When you need a job, it’s easy to miss warning signs.
Let’s say you’re browsing the online classifieds and you come across a job listing that looks good. Maybe it’s a nanny position, a gig as a housepainter, or a work-from-home job. The pay is decent — possibly even incredible.
You send your résumé via email and cross your fingers.
The employer responds quickly: You’re hired! In fact, they want to pay you an advance. All you need to do is cash a large check for them and send the money to other people they need to pay. Or, better yet, just send them your online banking username and password and they’ll deposit the check for you.
Those events should set off alarm bells. The checks you receive will be bogus, or the alleged employer will use your banking login credentials to siphon your money from your account.
Yet job seekers can and do rationalize all those irregularities.
Evolution of the employment scam
“We used to see these employment scams every couple of months. Now we’re seeing them on a fairly regular basis,” says Jim Fuher, fraud prevention manager at STCU.
Craigslist, the classified advertising site, is one of the most common online platforms for employment scams. But that’s changing, Fuher says. Scammers now are sending unsolicited e-mails to job seekers who post their résumés online or post comments about their job search in public forums.
And scammers have adapted to eliminate some of the biggest red flags ― by reducing the size of counterfeit checks, for example.
“We used to see checks regularly for just under $5,000, but now we’re seeing them as low as $900,” Fuher says. “These days the average amount is $2,650.”
Signs something is wrong
There are “a bazillion different employment scams,” Fuher says, but they’re all variations on a theme.

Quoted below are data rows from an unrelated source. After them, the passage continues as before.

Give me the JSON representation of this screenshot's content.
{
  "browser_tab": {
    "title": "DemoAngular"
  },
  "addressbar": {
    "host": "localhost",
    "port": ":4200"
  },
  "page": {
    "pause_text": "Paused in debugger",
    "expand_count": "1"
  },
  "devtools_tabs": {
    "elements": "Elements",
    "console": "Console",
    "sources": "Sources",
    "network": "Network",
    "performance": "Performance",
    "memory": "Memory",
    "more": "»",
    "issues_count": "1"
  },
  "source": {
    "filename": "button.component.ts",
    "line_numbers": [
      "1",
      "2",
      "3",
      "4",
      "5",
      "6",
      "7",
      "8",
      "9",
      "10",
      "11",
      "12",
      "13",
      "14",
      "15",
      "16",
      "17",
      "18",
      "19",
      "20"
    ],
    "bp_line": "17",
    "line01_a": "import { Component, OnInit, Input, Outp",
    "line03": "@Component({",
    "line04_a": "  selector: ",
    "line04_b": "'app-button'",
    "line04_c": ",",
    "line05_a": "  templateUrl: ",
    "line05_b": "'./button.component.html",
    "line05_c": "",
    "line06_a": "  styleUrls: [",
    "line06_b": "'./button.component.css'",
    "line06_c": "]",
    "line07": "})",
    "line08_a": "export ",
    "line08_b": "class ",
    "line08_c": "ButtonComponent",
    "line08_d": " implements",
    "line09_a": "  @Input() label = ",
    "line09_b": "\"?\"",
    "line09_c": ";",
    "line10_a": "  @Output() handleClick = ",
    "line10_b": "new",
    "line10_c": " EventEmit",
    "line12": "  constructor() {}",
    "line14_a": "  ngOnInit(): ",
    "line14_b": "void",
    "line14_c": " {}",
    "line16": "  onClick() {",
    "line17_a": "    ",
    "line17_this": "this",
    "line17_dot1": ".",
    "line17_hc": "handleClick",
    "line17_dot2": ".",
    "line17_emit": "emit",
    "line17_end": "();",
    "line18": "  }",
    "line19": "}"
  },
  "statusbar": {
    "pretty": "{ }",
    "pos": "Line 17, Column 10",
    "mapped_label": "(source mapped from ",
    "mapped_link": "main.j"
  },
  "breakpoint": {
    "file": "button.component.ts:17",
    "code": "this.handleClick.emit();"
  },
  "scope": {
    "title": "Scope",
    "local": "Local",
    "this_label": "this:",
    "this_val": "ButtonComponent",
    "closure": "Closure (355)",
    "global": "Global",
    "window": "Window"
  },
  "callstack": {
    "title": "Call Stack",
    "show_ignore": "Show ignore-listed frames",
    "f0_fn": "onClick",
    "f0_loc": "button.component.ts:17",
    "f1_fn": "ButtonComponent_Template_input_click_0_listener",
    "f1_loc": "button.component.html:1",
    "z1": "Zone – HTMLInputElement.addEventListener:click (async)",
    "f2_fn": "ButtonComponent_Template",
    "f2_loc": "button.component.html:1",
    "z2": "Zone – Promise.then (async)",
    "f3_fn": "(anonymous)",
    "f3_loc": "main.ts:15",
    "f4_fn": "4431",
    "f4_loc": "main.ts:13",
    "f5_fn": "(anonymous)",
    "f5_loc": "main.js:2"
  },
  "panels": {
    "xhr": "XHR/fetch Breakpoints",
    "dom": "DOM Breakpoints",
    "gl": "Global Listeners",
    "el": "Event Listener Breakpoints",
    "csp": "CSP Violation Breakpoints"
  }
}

One young woman was hired as a nanny via email with no in-person interview, or even a phone call. The “employer” sent her a large, counterfeit check, part of which was to be spent on toys and supplies. The rest was to be forwarded to another account to pay the employer’s mortgage.
“Who would hire a nanny sight unseen?” Fuher asks. But money up front can be alluring, and being chosen for a supposedly competitive position can be flattering, and feeling desperate for work can cloud your judgment.
Other warning signs, along with being hired without an interview: The employer requests that money be transferred via Western Union or MoneyGram, or asks for your online banking password. Or there’s a mismatch between the employer (usually an individual) and the organization that issues the check.
“You’re getting hired by John Smith, but you’re getting paid by a business check by some business on the East Coast,” Fuher explains. “That’s a sign something is wrong.”
- Advance payment. Sorry, but easy money almost always comes with a catch.
- Poor spelling and grammar. Real employers’ job listings generally look professional.
- Requests for your online banking login information, or for you to transfer money via Western Union or MoneyGram.
- A rapid hiring process, usually immediate and sight unseen.
- It just looks fishy.
Don’t take the gamble
Scam victims often tell Fuher that they responded to a sketchy offer just to see if it was legitimate, or that they only gave out their online banking credentials so their new “employer” could make a mobile deposit.
“They didn’t think it through, that by having those access credentials, you can do anything and everything,” Fuher says.
He recommends staying vigilant, paying attention to warning signs like easy money and a rapid hiring process, and remembering that one mistake on your part is all it takes for a con artist to succeed.
“We protect everything. We protect our debit card PIN. We protect our Social Security number,” Fuher says. “We should protect our access credentials as much as we protect our other personal information, and never give it out.”
- Immediately call your credit union or bank’s fraud department.
- File a complaint with the FBI’s Internet Crime Complaint Center at ic3.gov.